Voilà qui prouve que, une fois de plus, on n’a rien compris (ou on ne veut rien comprendre) à la liberté de l’électorat du centre, même étendue aux électorats de centre droit et de centre gauche. Voyons donc ce qui devrait se passer dans la transition du premier au second tour de l’élection présidentielle, le printemps prochain.
Première hypothèse : Bayrou n’est pas au second tour
Dans cette hypothèse, Bayrou aura fait un score composé de plusieurs tranches, examinons seulement celles qui se rapportent aux spéculations évoquées plus haut : une tranche de centre droit, une de centre dur, une de centre gauche.
Comme il l’a annoncé, Bayrou fera le choix de s’allier avec l’un ou l’autre des impétrants s’il est lui-même absent du second tour. Le critère de cette alliance est connu : la bonne gouvernance, le rétablissement des comptes publics, la proportionnelle, la sanctuarisation des moyens de l’Éducation nationale, etc. Dans ce cas, la plus grand probabilité est que, comme, en 2007, chacun retourne chez soi au deuxième tour, le centre gauche à gauche et le centre droit à droite. Il ne peut y avoir qu’une hypothèse que l’une ou l’autre tranche se maintienne sur l’alliance de Bayrou, ce serait que Bayrou impose au président élu la constitution d’une majorité centrale qui déborde la frontière des camps. En vérité, c’est possible, et cela pourrait affecter le report des voix d’un camp, non pas vers l’autre, mais vers cette perspective centrale. On voit qu’on est loin de la transformation de voix d’un camp dans l’autre. Mais si la formule d’alliance ne va pas jusque-là (càd si Bayrou ne fait pas un score assez puissant pour amener ses partenaires à résipiscence), Bayrou, dans son alliance, amènera avec lui son score d’étiage (7% environ) augmenté de ceux des électeurs du centre droit ou du centre gauche selon son alliance d’alors. Si l’on considère que 7% est supérieur à l’écart que Sarkozy a eu sur Royal au second tour en 2007 (6 points), on comprend pourquoi Bayrou est tellement courtisé. Selon le mot fait l’autre jour par Jamel Debbouze, il est alors l’arbitre du match.
Dans une certaine mesure, on voit bien que, d’un côté ou de l’autre, Bayrou joue sur une forme de velours pour occuper la fonction de premier ministre du gouvernement qui succédera à la prochaine élection présidentielle, quel que soit le président s’il n’est pas lui. Il est en situation d’imposer à l’un ou l’autre associé possible de second tour la création d’une majorité centrale à cheval sur la frontière droite-gauche. En poussant un peu loin cette supposition provocante, je dirais que, d’une certaine façon, l’élection présidentielle vise donc à doser les efforts futurs à l’intérieur du cadre contraignant imposé par Bayrou (et surtout par la clairvoyance de l’électorat centriste). Mais n’allons pas trop vite.
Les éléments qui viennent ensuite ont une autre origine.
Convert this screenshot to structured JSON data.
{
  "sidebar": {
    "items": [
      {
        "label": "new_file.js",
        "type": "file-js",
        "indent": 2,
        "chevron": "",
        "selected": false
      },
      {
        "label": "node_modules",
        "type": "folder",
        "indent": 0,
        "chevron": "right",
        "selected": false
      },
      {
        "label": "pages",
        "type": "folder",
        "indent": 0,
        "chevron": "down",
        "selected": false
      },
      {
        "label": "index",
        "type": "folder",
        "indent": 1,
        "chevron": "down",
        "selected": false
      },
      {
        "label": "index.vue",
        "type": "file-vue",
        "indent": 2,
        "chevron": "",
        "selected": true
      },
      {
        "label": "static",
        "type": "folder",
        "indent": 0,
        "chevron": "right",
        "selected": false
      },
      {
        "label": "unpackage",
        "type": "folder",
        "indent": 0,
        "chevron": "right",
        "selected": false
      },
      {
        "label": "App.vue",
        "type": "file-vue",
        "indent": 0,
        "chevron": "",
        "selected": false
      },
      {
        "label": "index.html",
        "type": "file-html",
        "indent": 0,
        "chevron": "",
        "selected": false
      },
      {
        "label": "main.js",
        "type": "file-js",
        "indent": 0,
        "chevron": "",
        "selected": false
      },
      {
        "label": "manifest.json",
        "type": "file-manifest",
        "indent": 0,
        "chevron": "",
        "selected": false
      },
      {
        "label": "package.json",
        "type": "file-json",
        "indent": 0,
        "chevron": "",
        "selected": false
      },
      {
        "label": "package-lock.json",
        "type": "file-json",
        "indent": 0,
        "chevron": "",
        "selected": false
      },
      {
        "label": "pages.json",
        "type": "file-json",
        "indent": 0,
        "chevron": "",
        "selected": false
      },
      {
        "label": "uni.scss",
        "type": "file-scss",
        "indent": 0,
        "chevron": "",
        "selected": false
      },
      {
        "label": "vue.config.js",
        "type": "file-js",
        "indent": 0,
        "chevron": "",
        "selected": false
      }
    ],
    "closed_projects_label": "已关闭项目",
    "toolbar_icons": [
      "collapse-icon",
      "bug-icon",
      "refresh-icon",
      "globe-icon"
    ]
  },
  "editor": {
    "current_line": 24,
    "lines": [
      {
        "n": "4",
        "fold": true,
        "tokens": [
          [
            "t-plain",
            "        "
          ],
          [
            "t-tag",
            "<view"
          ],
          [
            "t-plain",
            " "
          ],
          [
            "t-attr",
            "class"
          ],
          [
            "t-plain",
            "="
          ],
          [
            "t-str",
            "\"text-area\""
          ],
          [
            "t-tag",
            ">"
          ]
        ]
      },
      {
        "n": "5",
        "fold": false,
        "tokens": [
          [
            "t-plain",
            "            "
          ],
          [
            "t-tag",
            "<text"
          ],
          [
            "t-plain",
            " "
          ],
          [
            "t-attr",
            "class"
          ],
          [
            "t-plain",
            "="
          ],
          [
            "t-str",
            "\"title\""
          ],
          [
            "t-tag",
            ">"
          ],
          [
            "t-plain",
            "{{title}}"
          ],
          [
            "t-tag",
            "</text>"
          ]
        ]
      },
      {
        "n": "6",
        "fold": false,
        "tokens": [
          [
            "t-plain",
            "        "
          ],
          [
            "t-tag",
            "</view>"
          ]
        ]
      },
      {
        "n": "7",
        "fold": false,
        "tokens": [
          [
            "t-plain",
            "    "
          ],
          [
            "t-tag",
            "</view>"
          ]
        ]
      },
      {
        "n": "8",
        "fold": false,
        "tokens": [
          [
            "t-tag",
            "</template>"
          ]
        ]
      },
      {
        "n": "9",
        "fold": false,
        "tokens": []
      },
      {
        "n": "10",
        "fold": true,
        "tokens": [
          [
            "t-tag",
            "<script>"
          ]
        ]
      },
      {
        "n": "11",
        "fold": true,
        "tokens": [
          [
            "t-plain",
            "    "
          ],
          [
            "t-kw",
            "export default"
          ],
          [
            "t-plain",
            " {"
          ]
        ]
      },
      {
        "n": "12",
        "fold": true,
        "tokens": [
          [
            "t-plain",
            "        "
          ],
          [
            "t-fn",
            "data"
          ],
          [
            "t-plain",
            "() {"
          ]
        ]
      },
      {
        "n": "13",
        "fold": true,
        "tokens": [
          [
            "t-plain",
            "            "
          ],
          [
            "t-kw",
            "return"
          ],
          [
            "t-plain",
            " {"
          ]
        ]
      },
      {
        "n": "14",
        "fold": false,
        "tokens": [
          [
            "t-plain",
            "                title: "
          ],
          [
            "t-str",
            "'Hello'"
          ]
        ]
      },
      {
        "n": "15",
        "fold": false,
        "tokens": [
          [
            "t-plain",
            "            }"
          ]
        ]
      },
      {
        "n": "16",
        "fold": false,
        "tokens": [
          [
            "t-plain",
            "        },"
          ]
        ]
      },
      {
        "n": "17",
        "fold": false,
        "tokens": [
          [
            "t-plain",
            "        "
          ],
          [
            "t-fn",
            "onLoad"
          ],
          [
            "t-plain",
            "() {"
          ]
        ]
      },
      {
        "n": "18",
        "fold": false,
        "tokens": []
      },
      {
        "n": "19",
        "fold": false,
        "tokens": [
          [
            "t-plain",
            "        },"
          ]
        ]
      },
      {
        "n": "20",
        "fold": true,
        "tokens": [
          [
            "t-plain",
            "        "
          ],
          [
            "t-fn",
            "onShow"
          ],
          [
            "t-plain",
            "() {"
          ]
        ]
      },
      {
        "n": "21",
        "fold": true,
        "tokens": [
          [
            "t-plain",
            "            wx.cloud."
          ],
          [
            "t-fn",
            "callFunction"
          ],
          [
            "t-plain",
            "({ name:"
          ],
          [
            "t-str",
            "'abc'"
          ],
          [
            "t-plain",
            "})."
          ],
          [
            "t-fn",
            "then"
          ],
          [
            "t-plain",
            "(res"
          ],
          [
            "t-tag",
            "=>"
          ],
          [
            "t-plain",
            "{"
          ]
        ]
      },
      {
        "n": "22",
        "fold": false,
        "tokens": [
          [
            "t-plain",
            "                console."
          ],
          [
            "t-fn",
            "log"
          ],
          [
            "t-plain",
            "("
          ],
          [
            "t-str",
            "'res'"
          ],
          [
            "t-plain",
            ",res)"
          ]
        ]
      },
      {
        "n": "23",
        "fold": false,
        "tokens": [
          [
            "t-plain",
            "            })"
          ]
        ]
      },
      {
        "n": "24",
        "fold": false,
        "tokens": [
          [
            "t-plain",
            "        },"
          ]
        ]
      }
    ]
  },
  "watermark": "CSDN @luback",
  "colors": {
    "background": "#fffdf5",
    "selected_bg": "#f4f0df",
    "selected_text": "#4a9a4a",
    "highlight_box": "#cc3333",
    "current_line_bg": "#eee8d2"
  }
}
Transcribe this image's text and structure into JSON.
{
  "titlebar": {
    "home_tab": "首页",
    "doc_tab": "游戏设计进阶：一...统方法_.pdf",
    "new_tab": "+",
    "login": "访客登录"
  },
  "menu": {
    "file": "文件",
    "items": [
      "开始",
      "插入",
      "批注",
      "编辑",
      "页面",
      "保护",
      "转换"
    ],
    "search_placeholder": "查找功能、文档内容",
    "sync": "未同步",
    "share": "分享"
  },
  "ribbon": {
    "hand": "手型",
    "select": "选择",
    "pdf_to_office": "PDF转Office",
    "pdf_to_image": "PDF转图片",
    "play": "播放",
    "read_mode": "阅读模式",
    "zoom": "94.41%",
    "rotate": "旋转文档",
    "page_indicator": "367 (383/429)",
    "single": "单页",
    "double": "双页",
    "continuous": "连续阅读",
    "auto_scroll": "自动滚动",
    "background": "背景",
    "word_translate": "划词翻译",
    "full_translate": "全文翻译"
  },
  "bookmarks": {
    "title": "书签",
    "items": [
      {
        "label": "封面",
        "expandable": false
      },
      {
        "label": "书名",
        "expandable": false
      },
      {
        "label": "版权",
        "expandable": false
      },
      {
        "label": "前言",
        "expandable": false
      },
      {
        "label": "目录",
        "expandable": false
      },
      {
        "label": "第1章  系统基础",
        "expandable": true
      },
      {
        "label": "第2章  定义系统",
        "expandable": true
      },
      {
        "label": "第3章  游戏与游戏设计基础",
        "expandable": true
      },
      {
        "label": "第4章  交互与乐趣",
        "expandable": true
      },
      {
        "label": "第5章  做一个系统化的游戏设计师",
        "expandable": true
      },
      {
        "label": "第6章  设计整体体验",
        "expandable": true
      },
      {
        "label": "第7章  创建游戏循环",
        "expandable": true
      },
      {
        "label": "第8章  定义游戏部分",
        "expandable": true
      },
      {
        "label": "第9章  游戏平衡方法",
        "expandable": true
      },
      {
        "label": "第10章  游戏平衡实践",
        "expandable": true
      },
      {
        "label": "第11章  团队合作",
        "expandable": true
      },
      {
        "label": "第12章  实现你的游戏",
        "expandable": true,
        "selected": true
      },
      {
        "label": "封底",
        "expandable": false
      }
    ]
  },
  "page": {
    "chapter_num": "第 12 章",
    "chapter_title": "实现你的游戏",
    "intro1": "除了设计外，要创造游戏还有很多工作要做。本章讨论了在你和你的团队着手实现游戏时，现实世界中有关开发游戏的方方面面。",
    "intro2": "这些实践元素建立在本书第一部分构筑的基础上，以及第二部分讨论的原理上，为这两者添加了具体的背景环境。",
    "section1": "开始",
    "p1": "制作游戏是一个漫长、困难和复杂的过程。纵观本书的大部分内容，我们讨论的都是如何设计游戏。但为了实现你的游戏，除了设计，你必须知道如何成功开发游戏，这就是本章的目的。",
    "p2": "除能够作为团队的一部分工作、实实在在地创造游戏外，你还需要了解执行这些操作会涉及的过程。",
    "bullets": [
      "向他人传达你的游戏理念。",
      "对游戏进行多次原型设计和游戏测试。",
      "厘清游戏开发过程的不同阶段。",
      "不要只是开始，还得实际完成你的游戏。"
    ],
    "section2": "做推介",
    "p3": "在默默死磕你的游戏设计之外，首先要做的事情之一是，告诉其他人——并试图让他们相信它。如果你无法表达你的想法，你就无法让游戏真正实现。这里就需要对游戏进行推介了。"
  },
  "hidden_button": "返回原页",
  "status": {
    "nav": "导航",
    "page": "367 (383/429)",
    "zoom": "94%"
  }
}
Quoi qu’il en soit, il reste évident que c’est le candidat qui concédera le plus à la vertu budgétaire et à la proportionnelle exigées par Bayrou, et qui se rapprochera le plus de la majorité centrale, qui obtiendra l’alliance. Il n’y a donc pas, encore une fois, de transformation de voix d’un camp en voix de l’autre. L’électorat centriste est souverain, se détermine par lui-même et personne ne transformera ses voix en quoi que ce soit, ce sera aux candidats de se montrer perspicaces et crédibles dans leurs engagements pour convaincre les électorats centristes d’aller dans un sens ou l’autre. Bayrou est probablement maître seulement de l’électorat de centre dur, sur lequel il a non pas autorité, mais magistère, crédibilité.
Pour ma part, je me considère dans la frange la plus centriste, et, si je ne peux pas envisager de voter pour Sarkozy et sa folie xénophobe, je ne peux pas l’envisager non plus pour Hollande, le PS est un parti trop sulfureux. Seule la majorité centrale me décidera au second tour.
Mais de toutes façons, il y a une autre hypothèse.
Seconde hypothèse : Bayrou est au second tour
Dans ce cas de figure, l’électorat de centre dur sera rejoint par une affluence d’électeurs des autres centres, et d’ailleurs, de plus loin parfois, ainsi que d’électeurs non polarisés qui lui donneront mission de rétablir le pays par une majorité centrale. Si cela arrive, la première raison pourrait en être le dévissage de l’un des deux principaux candidats actuels.
Ce n’est dire du mal de personne que d’envisager que la crédibilité des candidats de l’UMP et du PS s’effondre soudainement.
Il peut apparaître, par exemple, en cours de campagne, que Sarkozy n’ait aucune chance d’être réélu, que son équation politique s’avère insoluble. Alors, une partie de son électorat cherchera un substitut, qui ne pourrait être que Bayrou, candidat de moindre mal dans cette hypothèse, opposé à Hollande dans un second tour serré. De la même façon, le programme ridicule de Hollande et l’inexpérience du candidat socialiste peuvent faire que, malgré ses autres qualités et l’énergie du PS, il n’apparaisse pas capable de mener efficacement la bataille du second tour. L’électorat de gauche ne peut pas ne pas envisager, lui aussi, l’hypothèse d’une candidature de moindre mal, Bayrou n’est pas un homme de gauche, cela ne fait pas de doute, mais en sanctuarisant par exemple l’Éducation nationale et en protégeant l’État de l’appétit des prédateurs, il sauvera certains trésors auxquels la base de gauche reste attachée.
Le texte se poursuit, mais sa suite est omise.